Quality education is a cornerstone for not only individual capacity development, but also sustainable socio-economic development. JICA has been supporting government programs aiming at improving the quality of education, especially in the post-primary sub-sectors.
Secondary Science and Mathematics Teachers' (SESEMAT) Project Phase III
In 2005, Japan began "Secondary Science and Mathematics Teachers' project (SESEMAT)" under which more than 450 science and mathematics teachers received training. Upon request of the Government of Uganda in 2007, Japan expanded the support and added 42 districts to the original target of SESEMAT. As a result, a total of 5,534 teachers had received SESEMAT training by 2011. Furthermore, 180 tutors at Primary Teachers' Colleges (PTC) and 30 lectures at National Teachers' Colleges (NTC) in the field of science and mathematics received customized trainings based on their needs. Subsequently, in 2013, SESEMAT Phase III Program commenced and focused on three areas, which are in-service training, regional based activities, and development of teaching reference to strengthen teaching ability. The feature on Phase III was to introduce "Unit learning with Unit Plan" which is a higher framework in which a group of lessons are to be naturally linked.

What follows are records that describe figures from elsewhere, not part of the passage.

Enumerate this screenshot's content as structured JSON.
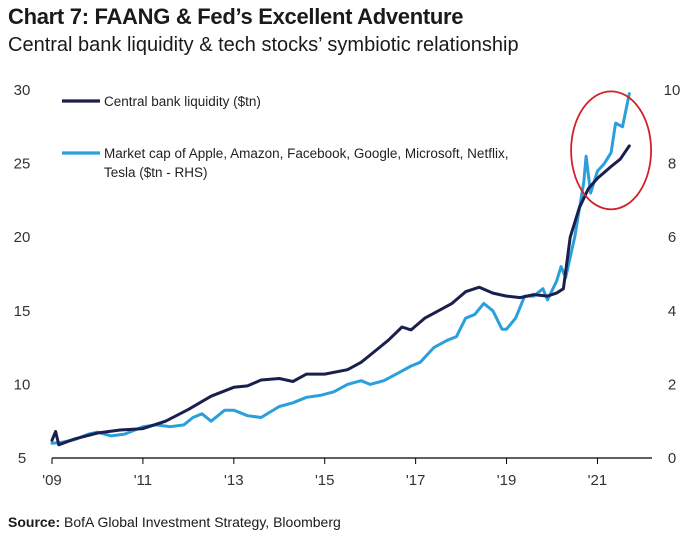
{
  "header": {
    "title": "Chart 7: FAANG & Fed’s Excellent Adventure",
    "subtitle": "Central bank liquidity & tech stocks’ symbiotic relationship"
  },
  "footer": {
    "source_label": "Source:",
    "source_text": "BofA Global Investment Strategy, Bloomberg"
  },
  "colors": {
    "liquidity": "#1a1f4d",
    "market_cap": "#2b9fdc",
    "highlight_circle": "#d0202a",
    "axis": "#000000"
  },
  "chart_data": {
    "type": "line",
    "title": "Chart 7: FAANG & Fed’s Excellent Adventure",
    "subtitle": "Central bank liquidity & tech stocks’ symbiotic relationship",
    "x_tick_labels": [
      "'09",
      "'11",
      "'13",
      "'15",
      "'17",
      "'19",
      "'21"
    ],
    "x_tick_years": [
      2009,
      2011,
      2013,
      2015,
      2017,
      2019,
      2021
    ],
    "xlim": [
      2009,
      2022.2
    ],
    "y_left": {
      "lim": [
        5,
        30
      ],
      "ticks": [
        5,
        10,
        15,
        20,
        25,
        30
      ]
    },
    "y_right": {
      "lim": [
        0,
        10
      ],
      "ticks": [
        0,
        2,
        4,
        6,
        8,
        10
      ]
    },
    "grid": false,
    "legend_position": "top-left",
    "highlight": {
      "shape": "ellipse",
      "center_year": 2021.3,
      "center_left_value": 25.9
    },
    "series": [
      {
        "name": "Central bank liquidity ($tn)",
        "axis": "left",
        "x": [
          2009.0,
          2009.08,
          2009.15,
          2009.5,
          2010.0,
          2010.5,
          2011.0,
          2011.5,
          2012.0,
          2012.5,
          2013.0,
          2013.3,
          2013.6,
          2014.0,
          2014.3,
          2014.6,
          2015.0,
          2015.5,
          2015.8,
          2016.0,
          2016.4,
          2016.7,
          2016.9,
          2017.2,
          2017.5,
          2017.8,
          2018.1,
          2018.4,
          2018.7,
          2019.0,
          2019.3,
          2019.6,
          2019.9,
          2020.1,
          2020.2,
          2020.25,
          2020.4,
          2020.6,
          2020.8,
          2021.0,
          2021.3,
          2021.5,
          2021.7
        ],
        "values": [
          6.2,
          6.8,
          5.9,
          6.3,
          6.7,
          6.9,
          7.0,
          7.5,
          8.3,
          9.2,
          9.8,
          9.9,
          10.3,
          10.4,
          10.2,
          10.7,
          10.7,
          11.0,
          11.5,
          12.0,
          13.0,
          13.9,
          13.7,
          14.5,
          15.0,
          15.5,
          16.3,
          16.6,
          16.2,
          16.0,
          15.9,
          16.1,
          16.0,
          16.2,
          16.4,
          16.5,
          20.0,
          22.0,
          23.3,
          24.0,
          24.8,
          25.3,
          26.2
        ]
      },
      {
        "name": "Market cap of Apple, Amazon, Facebook, Google, Microsoft, Netflix, Tesla ($tn - RHS)",
        "axis": "right",
        "x": [
          2009.0,
          2009.2,
          2009.5,
          2009.8,
          2010.0,
          2010.3,
          2010.6,
          2010.9,
          2011.0,
          2011.3,
          2011.6,
          2011.9,
          2012.1,
          2012.3,
          2012.5,
          2012.8,
          2013.0,
          2013.3,
          2013.6,
          2014.0,
          2014.3,
          2014.6,
          2014.9,
          2015.2,
          2015.5,
          2015.8,
          2016.0,
          2016.3,
          2016.6,
          2016.9,
          2017.1,
          2017.4,
          2017.7,
          2017.9,
          2018.1,
          2018.3,
          2018.5,
          2018.7,
          2018.9,
          2019.0,
          2019.2,
          2019.4,
          2019.6,
          2019.8,
          2019.9,
          2020.1,
          2020.2,
          2020.3,
          2020.5,
          2020.7,
          2020.75,
          2020.85,
          2021.0,
          2021.15,
          2021.3,
          2021.4,
          2021.55,
          2021.7
        ],
        "values": [
          0.4,
          0.42,
          0.5,
          0.65,
          0.7,
          0.6,
          0.65,
          0.8,
          0.85,
          0.9,
          0.85,
          0.9,
          1.1,
          1.2,
          1.0,
          1.3,
          1.3,
          1.15,
          1.1,
          1.4,
          1.5,
          1.65,
          1.7,
          1.8,
          2.0,
          2.1,
          2.0,
          2.1,
          2.3,
          2.5,
          2.6,
          3.0,
          3.2,
          3.3,
          3.8,
          3.9,
          4.2,
          4.0,
          3.5,
          3.5,
          3.8,
          4.4,
          4.4,
          4.6,
          4.3,
          4.8,
          5.2,
          4.9,
          6.0,
          7.5,
          8.2,
          7.2,
          7.8,
          8.0,
          8.3,
          9.1,
          9.0,
          9.9
        ]
      }
    ]
  }
}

TVET-Leading Institution's Expansion of Human Resource and Skilled Workforce Development for Industrial Sector in Uganda (TVET-Lead Project)
Since 1968, JICA has supported Uganda’s TVET through the Nakawa Vocational Training Institute (NVTI), which was upgraded to Nakawa Vocational Training College (NVTC), by providing facilities and equipment, strengthening the organization and training management system as well as enhancing technical knowledge and capacity of instructors. The main objective of JICA’s involvement in TVET was to improve the quality of vocational training to meet the demand of human resources in the country. Since 2014, TVET-LEAD project was started for the purpose strengthening the capacity of NVTI for human resource development to respond to the needs of the private sector. One of the biggest achievements was establishment of Vocational Diploma in Electrical Engineering and Automobile Engineering, and this breakthrough led the institution to be upgraded to a Vocational College. Furthermore, NVTC has been strengthening the partnership with private sector, through the PPPWG (Public-Private Partnership Technical Working Group.) This approach has resulted into NVTC graduates and trainees being linked to businesses and organizations that are in need of their skills.

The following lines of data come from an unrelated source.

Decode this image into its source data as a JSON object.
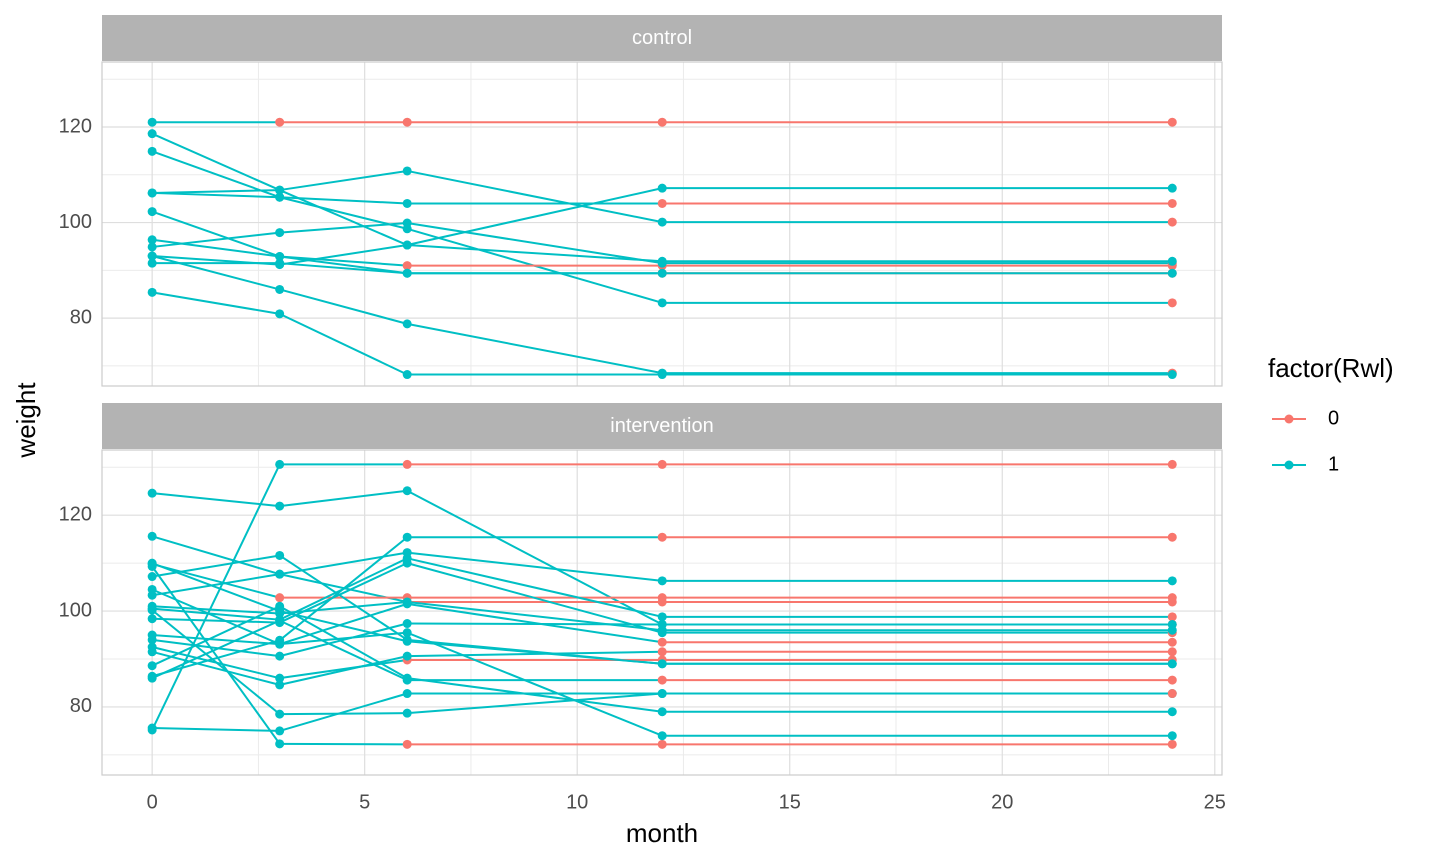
{
  "chart_data": {
    "type": "line",
    "x_label": "month",
    "y_label": "weight",
    "x": [
      0,
      3,
      6,
      12,
      24
    ],
    "xlim": [
      -1.18,
      25.17
    ],
    "xticks": [
      0,
      5,
      10,
      15,
      20,
      25
    ],
    "xminor": [
      2.5,
      7.5,
      12.5,
      17.5,
      22.5
    ],
    "ylim": [
      65.8,
      133.6
    ],
    "yticks": [
      80,
      100,
      120
    ],
    "yminor": [
      70,
      90,
      110,
      130
    ],
    "grid": true,
    "legend": {
      "title": "factor(Rwl)",
      "position": "right",
      "items": [
        {
          "label": "0",
          "color": "#F8766D"
        },
        {
          "label": "1",
          "color": "#00BFC4"
        }
      ]
    },
    "panels": [
      {
        "label": "control",
        "subjects": [
          {
            "values": [
              121,
              121,
              121,
              121,
              121
            ],
            "rwl": [
              1,
              0,
              0,
              0,
              0
            ]
          },
          {
            "values": [
              118.6,
              106.8,
              95.3,
              107.2,
              107.2
            ],
            "rwl": [
              1,
              1,
              1,
              1,
              1
            ]
          },
          {
            "values": [
              114.9,
              105.3,
              98.7,
              83.2,
              83.2
            ],
            "rwl": [
              1,
              1,
              1,
              1,
              0
            ]
          },
          {
            "values": [
              106.2,
              106.8,
              110.8,
              100.1,
              100.1
            ],
            "rwl": [
              1,
              1,
              1,
              1,
              0
            ]
          },
          {
            "values": [
              106.2,
              105.3,
              104,
              104,
              104
            ],
            "rwl": [
              1,
              1,
              1,
              0,
              0
            ]
          },
          {
            "values": [
              102.3,
              92.9,
              91,
              91,
              91
            ],
            "rwl": [
              1,
              1,
              0,
              0,
              0
            ]
          },
          {
            "values": [
              96.4,
              92.9,
              89.4,
              89.4,
              89.4
            ],
            "rwl": [
              1,
              1,
              1,
              0,
              0
            ]
          },
          {
            "values": [
              94.9,
              97.9,
              99.9,
              91.5,
              91.5
            ],
            "rwl": [
              1,
              1,
              1,
              1,
              0
            ]
          },
          {
            "values": [
              93,
              91.2,
              95.3,
              91.9,
              91.9
            ],
            "rwl": [
              1,
              1,
              1,
              1,
              1
            ]
          },
          {
            "values": [
              91.5,
              91.5,
              89.4,
              89.4,
              89.4
            ],
            "rwl": [
              1,
              1,
              1,
              1,
              1
            ]
          },
          {
            "values": [
              93,
              86,
              78.8,
              68.5,
              68.5
            ],
            "rwl": [
              1,
              1,
              1,
              1,
              0
            ]
          },
          {
            "values": [
              85.4,
              80.9,
              68.2,
              68.2,
              68.2
            ],
            "rwl": [
              1,
              1,
              1,
              1,
              1
            ]
          }
        ]
      },
      {
        "label": "intervention",
        "subjects": [
          {
            "values": [
              75.2,
              130.6,
              130.6,
              130.6,
              130.6
            ],
            "rwl": [
              1,
              1,
              0,
              0,
              0
            ]
          },
          {
            "values": [
              124.6,
              121.9,
              125.1,
              97.2,
              97.2
            ],
            "rwl": [
              1,
              1,
              1,
              1,
              0
            ]
          },
          {
            "values": [
              86.4,
              93.9,
              115.4,
              115.4,
              115.4
            ],
            "rwl": [
              1,
              1,
              1,
              0,
              0
            ]
          },
          {
            "values": [
              115.6,
              107.7,
              101.9,
              101.9,
              101.9
            ],
            "rwl": [
              1,
              1,
              0,
              0,
              0
            ]
          },
          {
            "values": [
              109.8,
              102.8,
              102.8,
              102.8,
              102.8
            ],
            "rwl": [
              1,
              0,
              0,
              0,
              0
            ]
          },
          {
            "values": [
              107.2,
              111.6,
              94,
              89,
              89
            ],
            "rwl": [
              1,
              1,
              1,
              1,
              1
            ]
          },
          {
            "values": [
              103.3,
              107.7,
              112.2,
              106.3,
              106.3
            ],
            "rwl": [
              1,
              1,
              1,
              1,
              1
            ]
          },
          {
            "values": [
              100.5,
              98.2,
              111,
              98.8,
              98.8
            ],
            "rwl": [
              1,
              1,
              1,
              1,
              0
            ]
          },
          {
            "values": [
              98.4,
              97.6,
              110,
              95.5,
              95.5
            ],
            "rwl": [
              1,
              1,
              1,
              1,
              0
            ]
          },
          {
            "values": [
              95,
              93.1,
              101.5,
              93.5,
              93.5
            ],
            "rwl": [
              1,
              1,
              1,
              0,
              0
            ]
          },
          {
            "values": [
              94,
              90.6,
              97.4,
              97.2,
              97.2
            ],
            "rwl": [
              1,
              1,
              1,
              1,
              1
            ]
          },
          {
            "values": [
              92.5,
              86,
              89.8,
              89.8,
              89.8
            ],
            "rwl": [
              1,
              1,
              0,
              0,
              0
            ]
          },
          {
            "values": [
              91.5,
              84.6,
              90.6,
              91.5,
              91.5
            ],
            "rwl": [
              1,
              1,
              1,
              0,
              0
            ]
          },
          {
            "values": [
              88.6,
              101,
              86,
              79,
              79
            ],
            "rwl": [
              1,
              1,
              1,
              1,
              1
            ]
          },
          {
            "values": [
              86,
              98,
              85.6,
              85.6,
              85.6
            ],
            "rwl": [
              1,
              1,
              1,
              0,
              0
            ]
          },
          {
            "values": [
              75.6,
              75,
              82.8,
              82.8,
              82.8
            ],
            "rwl": [
              1,
              1,
              1,
              1,
              1
            ]
          },
          {
            "values": [
              100.2,
              78.5,
              78.7,
              82.8,
              82.8
            ],
            "rwl": [
              1,
              1,
              1,
              1,
              0
            ]
          },
          {
            "values": [
              109.3,
              72.3,
              72.2,
              72.2,
              72.2
            ],
            "rwl": [
              1,
              1,
              0,
              0,
              0
            ]
          },
          {
            "values": [
              104.5,
              93.1,
              95.5,
              74,
              74
            ],
            "rwl": [
              1,
              1,
              1,
              1,
              1
            ]
          },
          {
            "values": [
              101,
              99.5,
              101.9,
              96,
              96
            ],
            "rwl": [
              1,
              1,
              1,
              1,
              1
            ]
          },
          {
            "values": [
              110,
              100,
              93.7,
              89,
              89
            ],
            "rwl": [
              1,
              1,
              1,
              1,
              1
            ]
          }
        ]
      }
    ]
  }
}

Knowledge Co-Creation Program (KCCP)
The Knowledge Co-Creation Program (KCCP) is a technical cooperation in Japan by JICA with a focus on contributing to the development of human resources to address and/or solve targeted problems in developing countries as well as promoting mutual understanding and friendships between the countries. The Japanese society has developed uniquely by fusing its national characteristics with foreign knowledge and technology. Most of these experiences accumulated in Japanese society can be understood better by visiting Japan. The KCCP therefore provides people in developing countries with valuable first-hand opportunities to learn Japan’s experience and technologies in specialized fields that will be useful for the future development of their countries. Covering a wide range of areas of development knowledge such as governance, education, health, agriculture, transportation, urban/rural development, water and environment, gender and development, information and communication technology, peacebuilding, private sector development, and disaster management, the programs expect participants to share acquired knowledge and skills with colleagues in their workplaces for human resource development and building organizational capacity. Currently, JICA dispatches around 50 participants from Uganda every year, and more than 2,000 personnel, mainly from government organizations, have visited Japan to acquire first-hand knowledge and expertise.
African Business Education Initiative for Youth (ABE Initiative)

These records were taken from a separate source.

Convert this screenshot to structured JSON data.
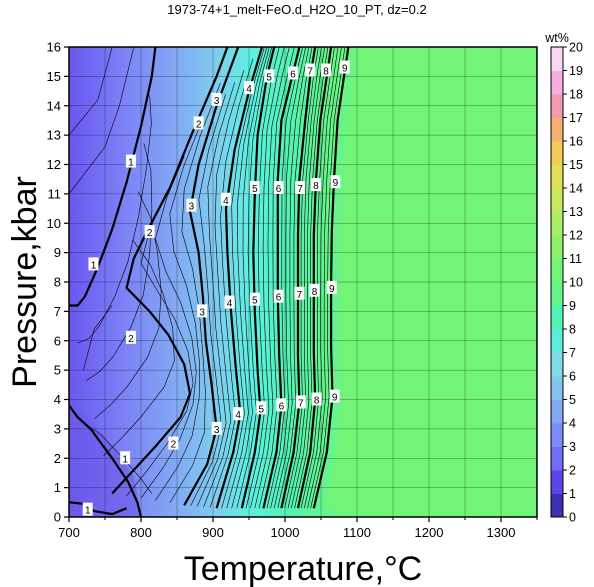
{
  "chart_data": {
    "type": "heatmap",
    "title": "1973-74+1_melt-FeO.d_H2O_10_PT, dz=0.2",
    "xlabel": "Temperature,°C",
    "ylabel": "Pressure,kbar",
    "xlim": [
      700,
      1350
    ],
    "ylim": [
      0,
      16
    ],
    "x_ticks": [
      700,
      800,
      900,
      1000,
      1100,
      1200,
      1300
    ],
    "y_ticks": [
      0,
      1,
      2,
      3,
      4,
      5,
      6,
      7,
      8,
      9,
      10,
      11,
      12,
      13,
      14,
      15,
      16
    ],
    "grid": true,
    "colorbar": {
      "label": "wt%",
      "min": 0,
      "max": 20,
      "ticks": [
        0,
        1,
        2,
        3,
        4,
        5,
        6,
        7,
        8,
        9,
        10,
        11,
        12,
        13,
        14,
        15,
        16,
        17,
        18,
        19,
        20
      ],
      "colors": [
        "#3c2fb4",
        "#5a46e8",
        "#6f6cf6",
        "#7b8df8",
        "#83a9f5",
        "#86c3ef",
        "#7fdbe8",
        "#5cecdc",
        "#52f3b6",
        "#63f48c",
        "#74f476",
        "#8df26a",
        "#a9ee64",
        "#c6e960",
        "#e0df5a",
        "#f2cc57",
        "#f7b073",
        "#f59ab0",
        "#f5aee0",
        "#f8d6f0",
        "#fbeefa"
      ]
    },
    "field_color_outside_melt": "#72f577",
    "contours": [
      {
        "level": 1,
        "points": [
          [
            700,
            7.2
          ],
          [
            712,
            7.2
          ],
          [
            722,
            7.5
          ],
          [
            740,
            8.5
          ],
          [
            760,
            9.8
          ],
          [
            780,
            11.4
          ],
          [
            800,
            13.3
          ],
          [
            815,
            15.0
          ],
          [
            820,
            16
          ]
        ],
        "labels": [
          [
            734,
            8.6
          ],
          [
            786,
            12.1
          ]
        ]
      },
      {
        "level": 2,
        "points": [
          [
            760,
            0.8
          ],
          [
            790,
            1.6
          ],
          [
            820,
            2.4
          ],
          [
            855,
            3.4
          ],
          [
            868,
            4.2
          ],
          [
            860,
            5.2
          ],
          [
            838,
            6.2
          ],
          [
            812,
            7.0
          ],
          [
            780,
            7.8
          ],
          [
            790,
            8.8
          ],
          [
            810,
            9.8
          ],
          [
            840,
            11.2
          ],
          [
            870,
            13.0
          ],
          [
            905,
            15.0
          ],
          [
            920,
            16
          ]
        ],
        "labels": [
          [
            845,
            2.5
          ],
          [
            786,
            6.1
          ],
          [
            812,
            9.7
          ],
          [
            880,
            13.4
          ]
        ]
      },
      {
        "level": 3,
        "points": [
          [
            860,
            0.4
          ],
          [
            892,
            1.8
          ],
          [
            905,
            3.0
          ],
          [
            898,
            4.5
          ],
          [
            890,
            6.0
          ],
          [
            886,
            7.5
          ],
          [
            880,
            9.0
          ],
          [
            868,
            10.4
          ],
          [
            880,
            12.0
          ],
          [
            905,
            14.0
          ],
          [
            935,
            16
          ]
        ],
        "labels": [
          [
            905,
            3.0
          ],
          [
            885,
            7.0
          ],
          [
            870,
            10.6
          ],
          [
            905,
            14.2
          ]
        ]
      },
      {
        "level": 4,
        "points": [
          [
            905,
            0.3
          ],
          [
            928,
            2.2
          ],
          [
            938,
            3.5
          ],
          [
            932,
            5.0
          ],
          [
            925,
            7.0
          ],
          [
            920,
            9.0
          ],
          [
            918,
            10.5
          ],
          [
            930,
            12.5
          ],
          [
            950,
            14.5
          ],
          [
            968,
            16
          ]
        ],
        "labels": [
          [
            935,
            3.5
          ],
          [
            923,
            7.3
          ],
          [
            918,
            10.8
          ],
          [
            950,
            14.6
          ]
        ]
      },
      {
        "level": 5,
        "points": [
          [
            940,
            0.3
          ],
          [
            958,
            2.2
          ],
          [
            966,
            3.6
          ],
          [
            962,
            5.0
          ],
          [
            958,
            7.0
          ],
          [
            956,
            9.0
          ],
          [
            958,
            11.0
          ],
          [
            962,
            13.0
          ],
          [
            975,
            15.0
          ],
          [
            985,
            16
          ]
        ],
        "labels": [
          [
            967,
            3.7
          ],
          [
            958,
            7.4
          ],
          [
            958,
            11.2
          ],
          [
            978,
            15.0
          ]
        ]
      },
      {
        "level": 6,
        "points": [
          [
            970,
            0.3
          ],
          [
            988,
            2.2
          ],
          [
            995,
            3.8
          ],
          [
            992,
            5.5
          ],
          [
            990,
            7.5
          ],
          [
            990,
            9.5
          ],
          [
            990,
            11.5
          ],
          [
            995,
            13.5
          ],
          [
            1010,
            15.0
          ],
          [
            1020,
            16
          ]
        ],
        "labels": [
          [
            995,
            3.8
          ],
          [
            991,
            7.5
          ],
          [
            991,
            11.2
          ],
          [
            1011,
            15.1
          ]
        ]
      },
      {
        "level": 7,
        "points": [
          [
            995,
            0.3
          ],
          [
            1012,
            2.2
          ],
          [
            1020,
            3.9
          ],
          [
            1018,
            5.5
          ],
          [
            1018,
            7.6
          ],
          [
            1018,
            9.6
          ],
          [
            1020,
            11.5
          ],
          [
            1028,
            13.5
          ],
          [
            1035,
            15.0
          ],
          [
            1042,
            16
          ]
        ],
        "labels": [
          [
            1022,
            3.9
          ],
          [
            1020,
            7.6
          ],
          [
            1021,
            11.2
          ],
          [
            1035,
            15.2
          ]
        ]
      },
      {
        "level": 8,
        "points": [
          [
            1018,
            0.3
          ],
          [
            1035,
            2.2
          ],
          [
            1042,
            4.0
          ],
          [
            1040,
            5.6
          ],
          [
            1040,
            7.7
          ],
          [
            1040,
            9.6
          ],
          [
            1043,
            11.5
          ],
          [
            1049,
            13.5
          ],
          [
            1058,
            15.0
          ],
          [
            1064,
            16
          ]
        ],
        "labels": [
          [
            1044,
            4.0
          ],
          [
            1041,
            7.7
          ],
          [
            1043,
            11.3
          ],
          [
            1057,
            15.2
          ]
        ]
      },
      {
        "level": 9,
        "points": [
          [
            1040,
            0.3
          ],
          [
            1058,
            2.2
          ],
          [
            1066,
            4.1
          ],
          [
            1064,
            5.8
          ],
          [
            1064,
            7.9
          ],
          [
            1065,
            9.7
          ],
          [
            1068,
            11.5
          ],
          [
            1073,
            13.5
          ],
          [
            1082,
            15.0
          ],
          [
            1088,
            16
          ]
        ],
        "labels": [
          [
            1069,
            4.1
          ],
          [
            1065,
            7.8
          ],
          [
            1070,
            11.4
          ],
          [
            1083,
            15.3
          ]
        ]
      }
    ],
    "low_pressure_contour_labels": [
      {
        "text": "1",
        "x": 778,
        "y": 2.0
      },
      {
        "text": "1",
        "x": 726,
        "y": 0.25
      }
    ]
  }
}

The ABE initiative was launched in 2013 at the Fifth Tokyo International Conference on African Development (TICAD V) and provides African youth with opportunities to study at master’s courses at Japanese universities as well as to experience internships at Japanese companies. It aims to develop human resource who will contribute to the industrial and business development in Africa and build business networks between African and Japan, while serving as “navigators” for Japanese companies. Since 2014, JICA has accepted about 1,600 participants from all 54 African countries in this initiative. The uniqueness of this program in comparison with other scholarship programs lies in what is called “Business Program”, which is offered to the participants in addition to their master’s courses. As of 2022, 35 participants have been dispatched from Uganda.